China’s Vice Foreign Minister Kong Xuanyou was in Bhutan this week for a two-day visit, marking the highest-level Chinese diplomatic interaction with the Bhutanese government since last year’s standoff between the two countries on a piece of disputed territory known as Doklam.
China and Bhutan do not have formal diplomatic ties and Bhutan is one of two countries — the other being India — with whom China has outstanding and unsettled border disputes. “The two sides exchanged in-depth views on the China-Bhutan relations and border issues and reached common understandings,” Geng Shuang, a spokesperson for the Chinese Ministry of Foreign Affairs noted earlier this week in a press conference.

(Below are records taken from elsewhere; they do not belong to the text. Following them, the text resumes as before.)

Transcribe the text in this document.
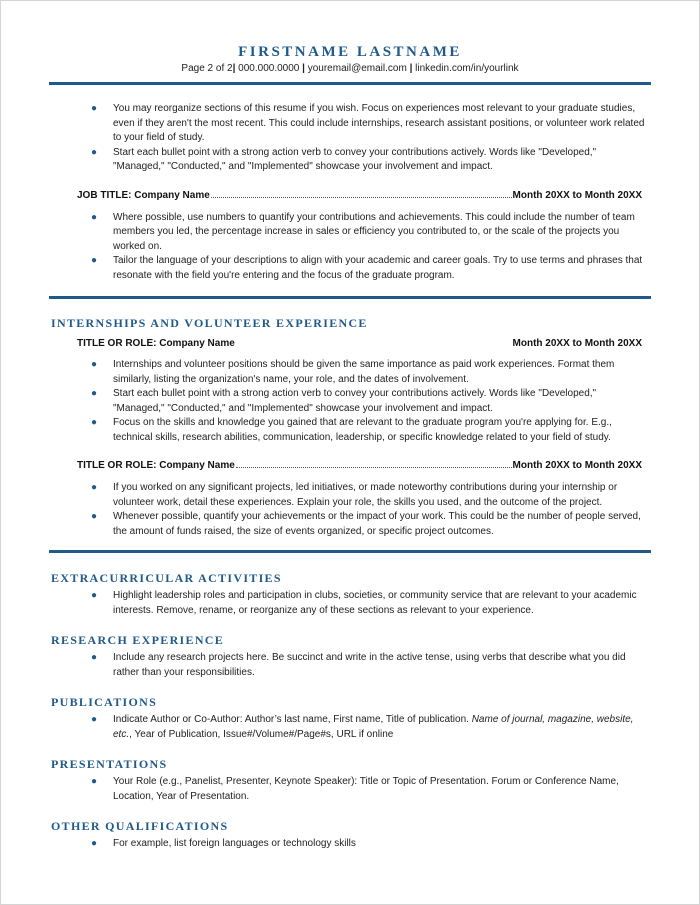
FIRSTNAME LASTNAME
Page 2 of 2| 000.000.0000 | youremail@email.com | linkedin.com/in/yourlink
● You may reorganize sections of this resume if you wish. Focus on experiences most relevant to your graduate studies, even if they aren't the most recent. This could include internships, research assistant positions, or volunteer work related to your field of study.
● Start each bullet point with a strong action verb to convey your contributions actively. Words like "Developed," "Managed," "Conducted," and "Implemented" showcase your involvement and impact.
JOB TITLE: Company Name	Month 20XX to Month 20XX
● Where possible, use numbers to quantify your contributions and achievements. This could include the number of team members you led, the percentage increase in sales or efficiency you contributed to, or the scale of the projects you worked on.
● Tailor the language of your descriptions to align with your academic and career goals. Try to use terms and phrases that resonate with the field you're entering and the focus of the graduate program.
INTERNSHIPS AND VOLUNTEER EXPERIENCE
TITLE OR ROLE: Company Name	Month 20XX to Month 20XX
● Internships and volunteer positions should be given the same importance as paid work experiences. Format them similarly, listing the organization's name, your role, and the dates of involvement.
● Start each bullet point with a strong action verb to convey your contributions actively. Words like "Developed," "Managed," "Conducted," and "Implemented" showcase your involvement and impact.
● Focus on the skills and knowledge you gained that are relevant to the graduate program you're applying for. E.g., technical skills, research abilities, communication, leadership, or specific knowledge related to your field of study.
TITLE OR ROLE: Company Name	Month 20XX to Month 20XX
● If you worked on any significant projects, led initiatives, or made noteworthy contributions during your internship or volunteer work, detail these experiences. Explain your role, the skills you used, and the outcome of the project.
● Whenever possible, quantify your achievements or the impact of your work. This could be the number of people served, the amount of funds raised, the size of events organized, or specific project outcomes.
EXTRACURRICULAR ACTIVITIES
● Highlight leadership roles and participation in clubs, societies, or community service that are relevant to your academic interests. Remove, rename, or reorganize any of these sections as relevant to your experience.
RESEARCH EXPERIENCE
● Include any research projects here. Be succinct and write in the active tense, using verbs that describe what you did rather than your responsibilities.
PUBLICATIONS
● Indicate Author or Co-Author: Author’s last name, First name, Title of publication. Name of journal, magazine, website, etc., Year of Publication, Issue#/Volume#/Page#s, URL if online
PRESENTATIONS
● Your Role (e.g., Panelist, Presenter, Keynote Speaker): Title or Topic of Presentation. Forum or Conference Name, Location, Year of Presentation.
OTHER QUALIFICATIONS
● For example, list foreign languages or technology skills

In Bhutan, Kong met with a range of Bhutanese officials, including Prime Minister Tshering Tobgay, and the country’s King Jigme Khesar Namgyel Wangchuck.
Kong’s visit to Bhutan was watched closely by India, Bhutan’s traditionally closest diplomatic partner. The two countries have close military ties and a Treaty of Friendship.
Last year, following an incursion by Chinese People’s Liberation Army troops onto territory disputed between China and Bhutan, the Indian Army from the neighboring Indian state of Sikkim intervened, resulting in a 72-day-long military standoff. Throughout the standoff, Bhutan maintained a low-profile public stance.
Without formal diplomatic ties, Bhutan and China normally interface diplomatically through their envoys to New Delhi. Accordingly, Chinese Ambassador to India Luo Zhaohui accompanied Kong on his trip to the country.
Bhutan and China have had 24 rounds of formal border negotiations. The two countries dispute territory in three major sectors, with the Doklam sector bearing the greatest strategic importance for China. Accordingly, India is thought to have pressured the Bhutanese government in the past to resist concessions to China in the western sector, where Doklam lies.
Beyond limited public messaging by the Bhutanese government — including a single tweet by the prime minister and a brief statement from the foreign ministry — and the Chinese Foreign Ministry spokesperson’s statement and accompanying official statement, little is known about the specifics of Kong’s deliberations in Bhutan.
Last year’s Doklam standoff laid bare tiny Bhutan’s growing geopolitical salience in the Himalayas. Kong’s trip to the country precedes critical elections later this year for the country’s 47-member National Assembly too.
Prior to his trip to Bhutan, Kong had visited New Delhi at least twice earlier this year. The Indian Express, citing sources in India, said that the Bhutanese government kept India “in the loop” on Kong’s trip.